Sunday, September 9, 2007

This is how I grew up. Does it exist anymore?


So, as my earlier post referenced, it was garage sale weekend. Which of course brings out the children in the neighborhood to see what wonderful things they might be able to afford with their dimes and nickels.

This picture is how I grew up. Unlike some family pictures from the 50's and early 60's, ours didn't hide some secret dysfunction that would later lead me to make millions on a memoir. We really did have a small town home life, Mom and Dad present and involved, we played in the street with our sibs and friends back in the day when there was almost no traffic and you could play dodge-ball for an hour without having to get out of the street, we played kick the can, we rode our bikes and sold lemonade and walked the alley at night to get fast food without having to worry about pedophiles, we all sat down to dinner together. And never worried that Mom and Dad wouldn't protect us if we needed it. A childhood with few worries. Whatever good things that I've accomplished are a direct result of the way I was raised up.
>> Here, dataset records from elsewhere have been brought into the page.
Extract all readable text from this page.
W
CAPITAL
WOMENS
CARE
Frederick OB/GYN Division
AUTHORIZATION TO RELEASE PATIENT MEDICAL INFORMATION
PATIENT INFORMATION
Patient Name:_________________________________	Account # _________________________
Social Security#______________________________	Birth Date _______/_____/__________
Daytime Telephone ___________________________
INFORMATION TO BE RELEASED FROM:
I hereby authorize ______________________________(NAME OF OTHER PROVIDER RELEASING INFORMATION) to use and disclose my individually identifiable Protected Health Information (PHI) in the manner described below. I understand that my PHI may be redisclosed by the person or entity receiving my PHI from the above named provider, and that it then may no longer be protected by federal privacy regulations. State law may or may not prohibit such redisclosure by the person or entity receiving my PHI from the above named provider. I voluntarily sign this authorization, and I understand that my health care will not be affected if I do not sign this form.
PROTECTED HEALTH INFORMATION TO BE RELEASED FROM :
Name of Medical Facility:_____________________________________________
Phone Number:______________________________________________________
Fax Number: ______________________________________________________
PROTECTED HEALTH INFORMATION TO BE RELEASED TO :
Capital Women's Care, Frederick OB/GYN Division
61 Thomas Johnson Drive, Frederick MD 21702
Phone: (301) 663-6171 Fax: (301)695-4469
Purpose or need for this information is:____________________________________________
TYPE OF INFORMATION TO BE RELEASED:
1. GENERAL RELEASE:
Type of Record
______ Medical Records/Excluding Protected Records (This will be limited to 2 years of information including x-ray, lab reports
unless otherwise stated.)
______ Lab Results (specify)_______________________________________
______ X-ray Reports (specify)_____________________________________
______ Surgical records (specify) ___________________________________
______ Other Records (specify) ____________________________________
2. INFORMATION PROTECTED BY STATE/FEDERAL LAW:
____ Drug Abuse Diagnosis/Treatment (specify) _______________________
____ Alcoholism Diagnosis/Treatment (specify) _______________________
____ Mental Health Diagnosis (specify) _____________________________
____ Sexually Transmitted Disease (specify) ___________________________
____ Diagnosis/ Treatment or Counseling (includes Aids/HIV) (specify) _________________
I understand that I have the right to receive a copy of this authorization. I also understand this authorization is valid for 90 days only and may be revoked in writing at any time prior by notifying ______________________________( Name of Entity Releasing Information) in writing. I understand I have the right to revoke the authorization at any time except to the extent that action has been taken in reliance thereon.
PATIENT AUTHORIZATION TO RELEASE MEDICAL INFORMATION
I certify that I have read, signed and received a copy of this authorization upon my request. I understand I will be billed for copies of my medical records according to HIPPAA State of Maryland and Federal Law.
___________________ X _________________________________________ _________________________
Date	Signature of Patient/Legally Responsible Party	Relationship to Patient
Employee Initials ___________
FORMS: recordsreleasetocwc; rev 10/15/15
Which brings me to the little girl across the street. A pretty little third grader who rings my doorbell about once a day and sometimes more. Mostly because her single mother harbors felons, there are strange men in and out of the house across the street daily, police contact is regular and I suspect (and police have confirmed) drug use (but not dealing - how reassuring) in the home. She rides her little bike aimlessly around the neighborhood. So during my Sale of the Century, she came over and hung out in my driveway. She sat on the warm sidewalk and played with some little wicker doll furniture from the sale, making up a little story in a murmured voice about an imaginary duck that lived in the house.

Someone has given her manners, so I guess I give her mother that. She is polite and sweet. I so worry about her in that household, with various young men in and out, and her being so precocious and cute. And so desperately in need of love and attention.

That little crack you hear? My heart breaking.